The above description of illustrated implementations of the present disclosure, including what is described in the Abstract, is not intended to be exhaustive or to limit the present disclosure to the precise forms disclosed. While specific implementations of, and examples for, the present disclosure are described herein for illustrative purposes, various equivalent modifications are possible within the scope of the present disclosure, as those skilled in the relevant art will recognize. The words “example” or “exemplary” are used herein to mean serving as an example, instance, or illustration. Any aspect or design described herein as “example” or “exemplary” is not necessarily to be construed as preferred or advantageous over other aspects or designs. Rather, use of the words “example” or “exemplary” is intended to present concepts in a concrete fashion. As used in this application, the term “or” is intended to mean an inclusive “or” rather than an exclusive “or”. That is, unless specified otherwise, or clear from context, “X includes A or B” is intended to mean any of the natural inclusive permutations. That is, if X includes A; X includes B; or X includes both A and B, then “X includes A or B” is satisfied under any of the foregoing instances. In addition, the articles “a” and “an” as used in this application and the appended claims should generally be construed to mean “one or more” unless specified otherwise or clear from context to be directed to a singular form. Moreover, use of the term “an embodiment” or “one embodiment” or “an implementation” or “one implementation” throughout is not intended to mean the same embodiment or implementation unless described as such. Furthermore, the terms “first,” “second,” “third,” “fourth,” etc. as used herein are meant as labels to distinguish among different elements and may not necessarily have an ordinal meaning according to their numerical designation.

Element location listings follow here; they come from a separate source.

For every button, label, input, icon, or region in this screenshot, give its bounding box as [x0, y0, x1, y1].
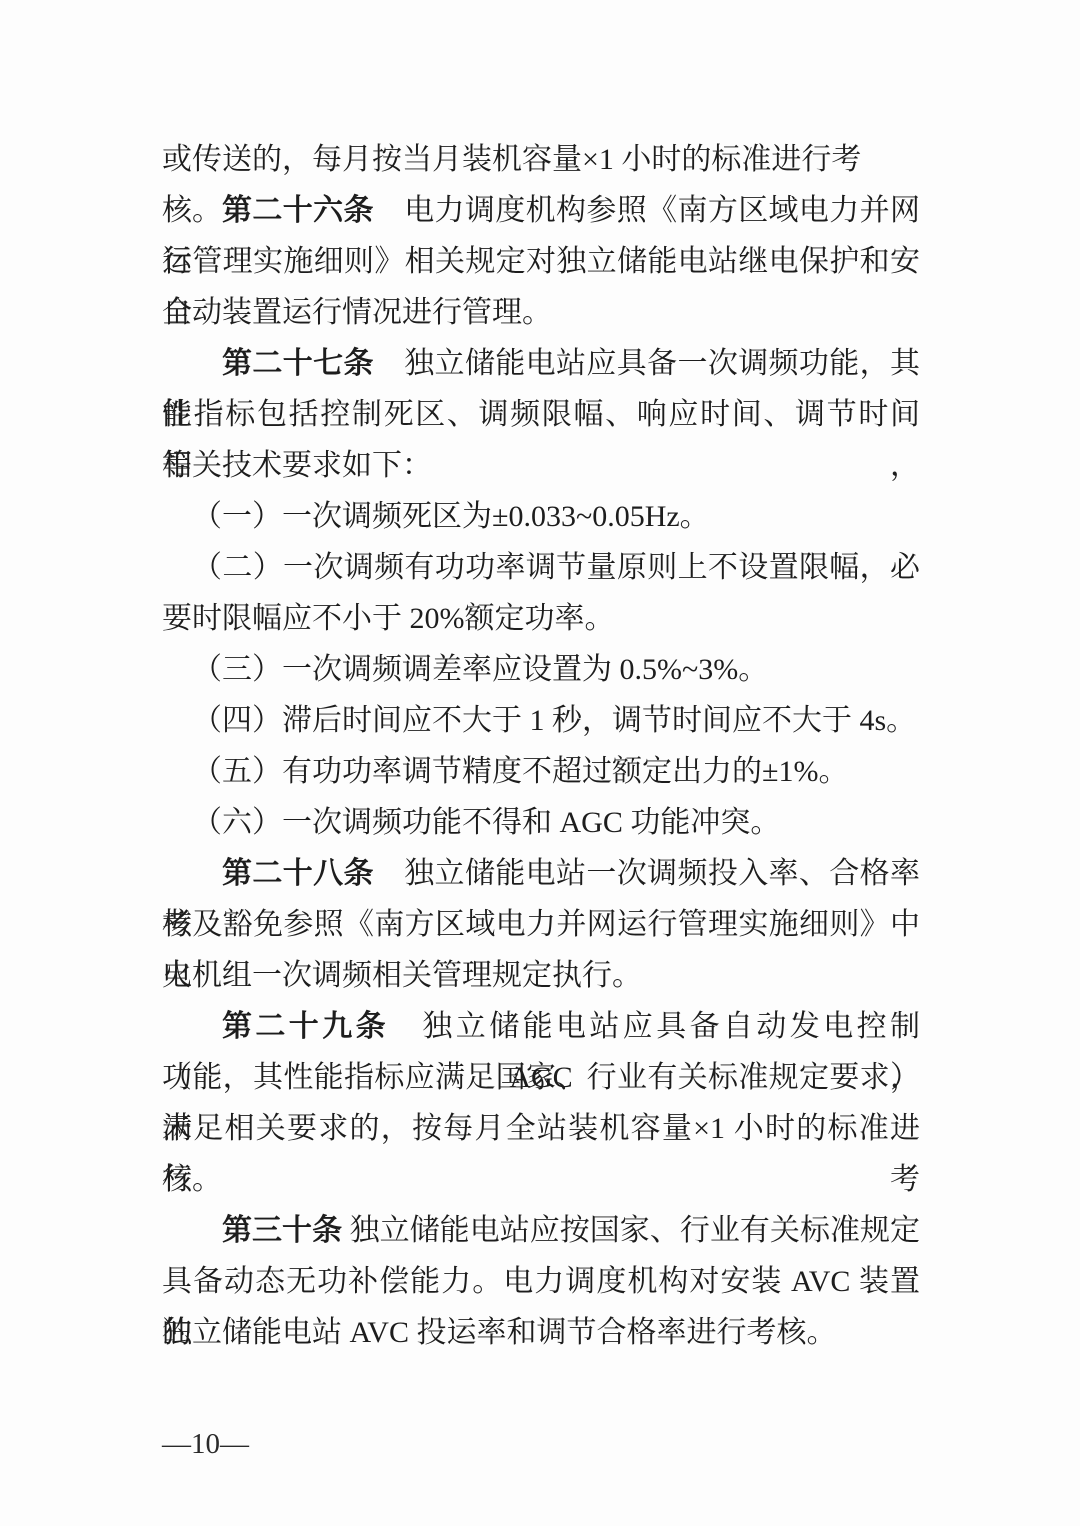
body-text: （五）有功功率调节精度不超过额定出力的±1%。 — [192, 755, 848, 788]
article-heading: 第三十条 — [222, 1214, 342, 1247]
body-text: 独立储能电站应按国家、行业有关标准规定 — [342, 1214, 920, 1247]
body-text: （六）一次调频功能不得和 AGC 功能冲突。 — [192, 806, 780, 839]
article-heading: 第二十九条 — [222, 1010, 389, 1043]
text-line: 核及豁免参照《南方区域电力并网运行管理实施细则》中火 — [162, 899, 920, 950]
body-text: 相关技术要求如下： — [162, 449, 432, 482]
text-line: 或传送的，每月按当月装机容量×1 小时的标准进行考核。 — [162, 134, 920, 185]
document-lines: 或传送的，每月按当月装机容量×1 小时的标准进行考核。第二十六条 电力调度机构参… — [162, 134, 920, 1358]
body-text: 自动装置运行情况进行管理。 — [162, 296, 552, 329]
body-text: 要时限幅应不小于 20%额定功率。 — [162, 602, 615, 635]
text-line: （一）一次调频死区为±0.033~0.05Hz。 — [162, 491, 920, 542]
text-line: （五）有功功率调节精度不超过额定出力的±1%。 — [162, 746, 920, 797]
article-heading: 第二十八条 — [222, 857, 374, 890]
document-page: 或传送的，每月按当月装机容量×1 小时的标准进行考核。第二十六条 电力调度机构参… — [0, 0, 1080, 1526]
text-line: 行管理实施细则》相关规定对独立储能电站继电保护和安全 — [162, 236, 920, 287]
body-text: 核。 — [162, 1163, 222, 1196]
body-text: （三）一次调频调差率应设置为 0.5%~3%。 — [192, 653, 768, 686]
text-line: 第二十六条 电力调度机构参照《南方区域电力并网运 — [162, 185, 920, 236]
body-text: 满足相关要求的，按每月全站装机容量×1 小时的标准进行考 — [162, 1112, 920, 1196]
body-text: 独立储能电站 AVC 投运率和调节合格率进行考核。 — [162, 1316, 836, 1349]
article-heading: 第二十六条 — [222, 194, 374, 227]
text-line: 独立储能电站 AVC 投运率和调节合格率进行考核。 — [162, 1307, 920, 1358]
text-line: 第二十八条 独立储能电站一次调频投入率、合格率考 — [162, 848, 920, 899]
text-line: 能指标包括控制死区、调频限幅、响应时间、调节时间等， — [162, 389, 920, 440]
text-line: （四）滞后时间应不大于 1 秒，调节时间应不大于 4s。 — [162, 695, 920, 746]
text-line: （三）一次调频调差率应设置为 0.5%~3%。 — [162, 644, 920, 695]
page-number: —10— — [162, 1419, 249, 1469]
text-line: （二）一次调频有功功率调节量原则上不设置限幅，必 — [162, 542, 920, 593]
text-line: 自动装置运行情况进行管理。 — [162, 287, 920, 338]
text-line: （六）一次调频功能不得和 AGC 功能冲突。 — [162, 797, 920, 848]
body-text: （一）一次调频死区为±0.033~0.05Hz。 — [192, 500, 710, 533]
text-line: 第三十条 独立储能电站应按国家、行业有关标准规定 — [162, 1205, 920, 1256]
body-text: （四）滞后时间应不大于 1 秒，调节时间应不大于 4s。 — [192, 704, 916, 737]
text-line: 要时限幅应不小于 20%额定功率。 — [162, 593, 920, 644]
body-text: 电机组一次调频相关管理规定执行。 — [162, 959, 642, 992]
article-heading: 第二十七条 — [222, 347, 374, 380]
text-line: 功能，其性能指标应满足国家、行业有关标准规定要求，未 — [162, 1052, 920, 1103]
text-line: 第二十七条 独立储能电站应具备一次调频功能，其性 — [162, 338, 920, 389]
text-line: 第二十九条 独立储能电站应具备自动发电控制（AGC） — [162, 1001, 920, 1052]
text-line: 满足相关要求的，按每月全站装机容量×1 小时的标准进行考 — [162, 1103, 920, 1154]
body-text: （二）一次调频有功功率调节量原则上不设置限幅，必 — [192, 551, 920, 584]
text-line: 具备动态无功补偿能力。电力调度机构对安装 AVC 装置的 — [162, 1256, 920, 1307]
text-line: 电机组一次调频相关管理规定执行。 — [162, 950, 920, 1001]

It will be appreciated that variants of the above-disclosed and other features and functions, or alternatives thereof, may be combined into may other different systems or applications. Various presently unforeseen or unanticipated alternatives, modifications, variations, or improvements therein may be subsequently made by those skilled in the art which are also intended to be encompassed by the following claims. The claims may encompass embodiments in hardware, software, or a combination thereof. In the foregoing specification, the disclosure has been described with reference to specific exemplary implementations thereof. It will, however, be evident that various modifications and changes may be made thereto without departing from the broader spirit and scope of the disclosure as set forth in the appended claims. The specification and drawings are, accordingly, to be regarded in an illustrative sense rather than a restrictive sense.